Waihi's oldest surviving retailer and New Zealand's longest serving shoe store is being restored to its former glory after its original facade was unwittingly unveiled.
Building owner Jan Isles says townsfolk are buzzing at the notion that more of Waihi's precious heritage could be preserved, with comparisons being made to towns like Art Deco Capital Napier.
She committed to restoring the front of McLeay's Shoes in Seddon St after builder Bruce Munro of Baker Construction rang while repairing a rusted roof section.
"He said 'you might want to see this'," says Jan. "It was pretty exciting, a lot of the locals are getting excited too."
Jan, an architectural draughtsperson from Tauranga, says protecting and restoring heritage is costly but important.
"We've become too commercial with shopping malls and we need to value where we came from," she says.
"It will give everyone a bit of a boost. This is certainly a labour of love."
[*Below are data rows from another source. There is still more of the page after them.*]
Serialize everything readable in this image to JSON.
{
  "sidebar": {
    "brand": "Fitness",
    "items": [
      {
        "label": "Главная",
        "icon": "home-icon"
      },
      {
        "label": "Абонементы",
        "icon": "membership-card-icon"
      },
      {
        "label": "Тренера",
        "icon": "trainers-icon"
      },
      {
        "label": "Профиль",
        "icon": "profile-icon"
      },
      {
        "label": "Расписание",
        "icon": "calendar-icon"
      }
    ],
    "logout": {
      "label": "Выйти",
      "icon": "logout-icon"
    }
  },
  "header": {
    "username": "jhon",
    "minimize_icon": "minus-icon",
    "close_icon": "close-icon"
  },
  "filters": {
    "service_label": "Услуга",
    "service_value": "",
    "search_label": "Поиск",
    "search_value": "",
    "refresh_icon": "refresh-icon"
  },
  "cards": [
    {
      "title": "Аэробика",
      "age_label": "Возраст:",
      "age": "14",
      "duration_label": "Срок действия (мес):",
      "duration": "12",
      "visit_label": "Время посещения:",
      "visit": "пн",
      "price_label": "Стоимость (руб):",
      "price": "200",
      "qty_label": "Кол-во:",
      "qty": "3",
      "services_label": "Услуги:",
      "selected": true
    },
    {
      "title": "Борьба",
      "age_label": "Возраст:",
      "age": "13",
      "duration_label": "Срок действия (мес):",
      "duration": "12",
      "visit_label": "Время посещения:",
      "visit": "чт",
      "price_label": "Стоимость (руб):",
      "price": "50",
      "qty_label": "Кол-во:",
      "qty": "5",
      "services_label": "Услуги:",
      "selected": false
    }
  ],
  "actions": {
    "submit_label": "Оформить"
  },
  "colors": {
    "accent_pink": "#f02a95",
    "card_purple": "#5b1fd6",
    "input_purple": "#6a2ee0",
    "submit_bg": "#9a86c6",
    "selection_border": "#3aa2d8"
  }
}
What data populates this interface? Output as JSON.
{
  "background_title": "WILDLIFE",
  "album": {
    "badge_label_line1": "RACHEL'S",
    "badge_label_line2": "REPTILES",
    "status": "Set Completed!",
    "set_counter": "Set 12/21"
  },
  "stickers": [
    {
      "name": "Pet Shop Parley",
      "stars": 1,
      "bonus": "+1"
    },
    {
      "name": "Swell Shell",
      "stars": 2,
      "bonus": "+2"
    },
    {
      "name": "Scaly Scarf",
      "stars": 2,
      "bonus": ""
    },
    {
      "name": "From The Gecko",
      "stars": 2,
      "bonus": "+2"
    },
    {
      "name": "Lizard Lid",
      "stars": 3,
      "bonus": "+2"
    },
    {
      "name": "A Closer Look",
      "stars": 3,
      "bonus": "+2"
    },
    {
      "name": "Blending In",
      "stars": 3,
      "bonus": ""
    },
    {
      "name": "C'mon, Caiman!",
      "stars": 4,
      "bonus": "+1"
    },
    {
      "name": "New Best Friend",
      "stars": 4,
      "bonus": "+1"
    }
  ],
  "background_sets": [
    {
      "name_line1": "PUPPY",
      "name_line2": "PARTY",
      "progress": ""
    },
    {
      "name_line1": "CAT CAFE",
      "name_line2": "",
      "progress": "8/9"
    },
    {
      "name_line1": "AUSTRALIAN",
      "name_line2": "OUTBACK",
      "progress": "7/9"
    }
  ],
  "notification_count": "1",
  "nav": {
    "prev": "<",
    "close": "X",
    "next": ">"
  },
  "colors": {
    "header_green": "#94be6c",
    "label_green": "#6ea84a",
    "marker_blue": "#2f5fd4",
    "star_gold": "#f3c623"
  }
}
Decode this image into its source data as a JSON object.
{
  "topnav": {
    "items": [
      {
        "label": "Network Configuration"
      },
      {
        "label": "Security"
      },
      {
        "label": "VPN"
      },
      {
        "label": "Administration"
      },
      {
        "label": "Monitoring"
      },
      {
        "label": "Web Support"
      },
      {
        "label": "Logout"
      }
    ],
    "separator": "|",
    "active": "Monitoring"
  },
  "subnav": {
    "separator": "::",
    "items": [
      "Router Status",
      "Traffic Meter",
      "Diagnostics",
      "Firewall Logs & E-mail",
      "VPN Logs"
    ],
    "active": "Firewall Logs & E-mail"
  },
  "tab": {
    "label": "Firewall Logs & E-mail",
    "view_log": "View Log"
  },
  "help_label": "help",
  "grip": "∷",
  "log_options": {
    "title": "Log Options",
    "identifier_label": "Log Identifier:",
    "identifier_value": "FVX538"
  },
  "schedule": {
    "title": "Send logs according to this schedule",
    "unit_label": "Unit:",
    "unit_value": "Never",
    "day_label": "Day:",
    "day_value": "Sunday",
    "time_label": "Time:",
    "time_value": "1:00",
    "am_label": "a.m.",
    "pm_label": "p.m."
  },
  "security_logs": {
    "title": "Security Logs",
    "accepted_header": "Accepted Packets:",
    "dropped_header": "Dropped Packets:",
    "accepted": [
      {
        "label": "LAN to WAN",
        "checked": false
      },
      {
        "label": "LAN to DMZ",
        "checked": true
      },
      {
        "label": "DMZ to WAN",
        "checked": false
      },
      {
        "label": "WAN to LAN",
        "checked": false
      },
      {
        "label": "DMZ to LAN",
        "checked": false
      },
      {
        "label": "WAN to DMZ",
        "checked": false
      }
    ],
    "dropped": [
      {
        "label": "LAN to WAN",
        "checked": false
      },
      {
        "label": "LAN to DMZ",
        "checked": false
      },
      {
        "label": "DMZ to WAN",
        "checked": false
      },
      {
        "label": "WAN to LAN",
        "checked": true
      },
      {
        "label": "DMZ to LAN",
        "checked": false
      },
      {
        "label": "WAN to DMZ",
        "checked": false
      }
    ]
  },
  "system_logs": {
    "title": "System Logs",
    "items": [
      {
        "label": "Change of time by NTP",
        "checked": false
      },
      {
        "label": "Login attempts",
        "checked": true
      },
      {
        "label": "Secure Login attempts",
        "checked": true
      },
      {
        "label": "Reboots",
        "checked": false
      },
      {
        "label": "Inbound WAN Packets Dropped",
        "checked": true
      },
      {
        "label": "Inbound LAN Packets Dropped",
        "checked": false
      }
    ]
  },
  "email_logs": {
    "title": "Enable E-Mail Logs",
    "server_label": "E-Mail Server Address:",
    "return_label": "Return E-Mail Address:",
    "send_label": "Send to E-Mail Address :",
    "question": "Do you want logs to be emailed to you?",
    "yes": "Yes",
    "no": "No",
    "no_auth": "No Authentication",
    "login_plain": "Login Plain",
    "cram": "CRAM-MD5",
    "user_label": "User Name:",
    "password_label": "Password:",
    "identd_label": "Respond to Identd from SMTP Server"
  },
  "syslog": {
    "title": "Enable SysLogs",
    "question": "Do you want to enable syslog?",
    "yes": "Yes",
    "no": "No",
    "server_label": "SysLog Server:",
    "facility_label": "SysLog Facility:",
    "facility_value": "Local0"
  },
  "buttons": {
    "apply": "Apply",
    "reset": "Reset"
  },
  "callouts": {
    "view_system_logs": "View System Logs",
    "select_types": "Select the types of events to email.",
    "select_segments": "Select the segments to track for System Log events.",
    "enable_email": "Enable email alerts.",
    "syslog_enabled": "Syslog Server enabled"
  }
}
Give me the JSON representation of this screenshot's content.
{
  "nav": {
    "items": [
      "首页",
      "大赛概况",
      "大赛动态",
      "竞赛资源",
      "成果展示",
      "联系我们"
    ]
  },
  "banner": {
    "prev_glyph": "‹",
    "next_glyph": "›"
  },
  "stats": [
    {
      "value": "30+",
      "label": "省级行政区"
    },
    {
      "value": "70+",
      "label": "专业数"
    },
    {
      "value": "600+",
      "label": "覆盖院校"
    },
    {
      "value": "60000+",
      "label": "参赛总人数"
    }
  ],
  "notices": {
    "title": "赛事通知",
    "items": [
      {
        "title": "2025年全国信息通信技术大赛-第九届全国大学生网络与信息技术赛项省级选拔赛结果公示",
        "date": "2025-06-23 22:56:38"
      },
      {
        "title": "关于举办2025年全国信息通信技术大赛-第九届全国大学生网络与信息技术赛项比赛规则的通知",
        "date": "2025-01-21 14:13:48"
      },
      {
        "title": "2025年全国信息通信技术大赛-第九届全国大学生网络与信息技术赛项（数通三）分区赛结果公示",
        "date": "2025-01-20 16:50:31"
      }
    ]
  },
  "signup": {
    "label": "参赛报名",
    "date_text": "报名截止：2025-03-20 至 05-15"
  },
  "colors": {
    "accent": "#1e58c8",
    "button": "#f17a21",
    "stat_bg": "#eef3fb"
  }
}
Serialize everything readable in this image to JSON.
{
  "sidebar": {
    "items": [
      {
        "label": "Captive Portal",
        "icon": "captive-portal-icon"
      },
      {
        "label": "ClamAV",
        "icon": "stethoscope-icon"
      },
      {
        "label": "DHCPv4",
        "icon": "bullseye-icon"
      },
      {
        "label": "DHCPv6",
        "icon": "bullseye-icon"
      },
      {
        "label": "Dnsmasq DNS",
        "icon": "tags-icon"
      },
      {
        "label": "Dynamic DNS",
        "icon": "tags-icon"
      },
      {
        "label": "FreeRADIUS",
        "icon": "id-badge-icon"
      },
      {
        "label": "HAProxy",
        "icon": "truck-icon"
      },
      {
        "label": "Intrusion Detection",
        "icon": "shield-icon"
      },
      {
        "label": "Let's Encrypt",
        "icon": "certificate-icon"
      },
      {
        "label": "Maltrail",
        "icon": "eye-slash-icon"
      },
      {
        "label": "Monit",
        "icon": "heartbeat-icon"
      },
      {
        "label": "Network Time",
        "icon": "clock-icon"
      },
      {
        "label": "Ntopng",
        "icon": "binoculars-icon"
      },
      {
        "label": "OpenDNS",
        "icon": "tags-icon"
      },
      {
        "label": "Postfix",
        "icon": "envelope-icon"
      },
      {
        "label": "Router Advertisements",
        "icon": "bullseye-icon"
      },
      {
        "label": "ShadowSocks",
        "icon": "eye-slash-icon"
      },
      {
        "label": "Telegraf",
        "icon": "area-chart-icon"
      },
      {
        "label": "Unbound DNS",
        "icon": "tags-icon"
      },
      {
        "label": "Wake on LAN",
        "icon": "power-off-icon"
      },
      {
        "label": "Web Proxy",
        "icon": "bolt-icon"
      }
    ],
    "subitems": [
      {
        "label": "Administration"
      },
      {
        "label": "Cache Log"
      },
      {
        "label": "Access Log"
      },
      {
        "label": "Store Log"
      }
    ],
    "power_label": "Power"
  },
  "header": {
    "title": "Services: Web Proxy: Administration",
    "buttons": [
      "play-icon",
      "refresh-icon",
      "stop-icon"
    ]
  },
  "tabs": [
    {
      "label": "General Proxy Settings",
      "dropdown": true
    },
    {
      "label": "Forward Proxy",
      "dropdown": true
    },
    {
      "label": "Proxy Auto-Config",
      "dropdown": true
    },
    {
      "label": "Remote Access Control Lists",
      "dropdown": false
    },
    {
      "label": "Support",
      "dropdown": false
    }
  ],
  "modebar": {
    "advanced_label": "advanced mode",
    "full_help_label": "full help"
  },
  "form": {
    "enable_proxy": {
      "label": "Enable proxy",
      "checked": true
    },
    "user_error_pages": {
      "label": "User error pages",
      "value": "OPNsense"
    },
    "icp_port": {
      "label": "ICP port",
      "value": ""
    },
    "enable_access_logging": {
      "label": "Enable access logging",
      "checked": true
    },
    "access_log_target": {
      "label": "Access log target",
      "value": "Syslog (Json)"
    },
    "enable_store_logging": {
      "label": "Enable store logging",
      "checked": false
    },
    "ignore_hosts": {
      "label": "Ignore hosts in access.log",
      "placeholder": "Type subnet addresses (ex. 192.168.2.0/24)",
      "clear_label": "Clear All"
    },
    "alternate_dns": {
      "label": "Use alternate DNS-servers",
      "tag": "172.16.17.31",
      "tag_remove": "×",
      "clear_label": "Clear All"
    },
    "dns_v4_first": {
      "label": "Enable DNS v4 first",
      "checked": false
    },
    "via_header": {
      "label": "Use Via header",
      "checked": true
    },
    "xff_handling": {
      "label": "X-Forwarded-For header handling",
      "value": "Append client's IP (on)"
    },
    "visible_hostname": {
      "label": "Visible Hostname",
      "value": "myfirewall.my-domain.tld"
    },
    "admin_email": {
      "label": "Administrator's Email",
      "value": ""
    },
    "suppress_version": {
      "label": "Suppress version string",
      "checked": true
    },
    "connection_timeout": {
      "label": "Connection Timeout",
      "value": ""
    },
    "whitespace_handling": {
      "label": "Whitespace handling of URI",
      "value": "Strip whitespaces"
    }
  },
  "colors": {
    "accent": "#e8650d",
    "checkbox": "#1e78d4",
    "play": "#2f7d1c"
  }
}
Earnest McLeay came to Waihi to make miner's boots in 1892 and bought the Seddon St store in 1918 from Hallenstein Brothers.
Rich in stories and built completely from native timbers, the store still contains old tools including an anvil used to make boots customised to withstand the acidic conditions underground in Waihi.
Jan is researching the restoration with the help of 85-year-old Waikino-born Ian Robinson, who owned the store with McLeay's granddaughter Heather. Ian and Heather took it over from her father Pat, born Erik Daniel McLeay.
It remains the oldest footwear retailer in New Zealand and was in the hands of the McLeay-Robinsons until it was sold to Christchurch shoe retailer Ken Jackson of Walkable Friends.
"My father-in-law Pat had it 60 years, and before that it was his father's [Earnest]," says Ian. "There used to be shops like this from where the lookout over the mine is all the way to East End Dairy [Maybelle Superette], it was one of those [shops], then they started burning them all down to get the insurance.
"Mr McLeay's brother left Scotland to make boots for the miners in Thames," explains Ian. "When [Earnest] got to Thames, there were too many bootmakers already so he started out in Waihi."
McLeay was an innovator and his boots were tailored to local conditions. Ian kept some of the tools including a "very unusual" sewing machine.
"The tacks they used on the boots only lasted six weeks because of the acid in the mines. He got hardwood and hammered them into the holes and when they got wet, they expanded. It would've been a completely new way to make boots. I've got some of those blocks of wood that he used. Then they used a lot of brass as well," says Ian.
Ian and wife Heather are equally excited at the restoration. Ian did a renovation on the building 50 years ago and says the first renovation was after WWII by well-known builder Des Spiers.
Says Ian: "I had the whole thing changed around because it was a grubby looking shop and had little wee windows you had to peer through and a little skinny door to walk through. It didn't suit me at all."
Builder Bruce Munro says many Waihi heritage property owners faced a lot of cost because of local government regulations.
"Maybe it's something lottery grants could help with, so people could be allowed to apply for a grant to restore an old building. There doesn't seem to be anything there to help these people."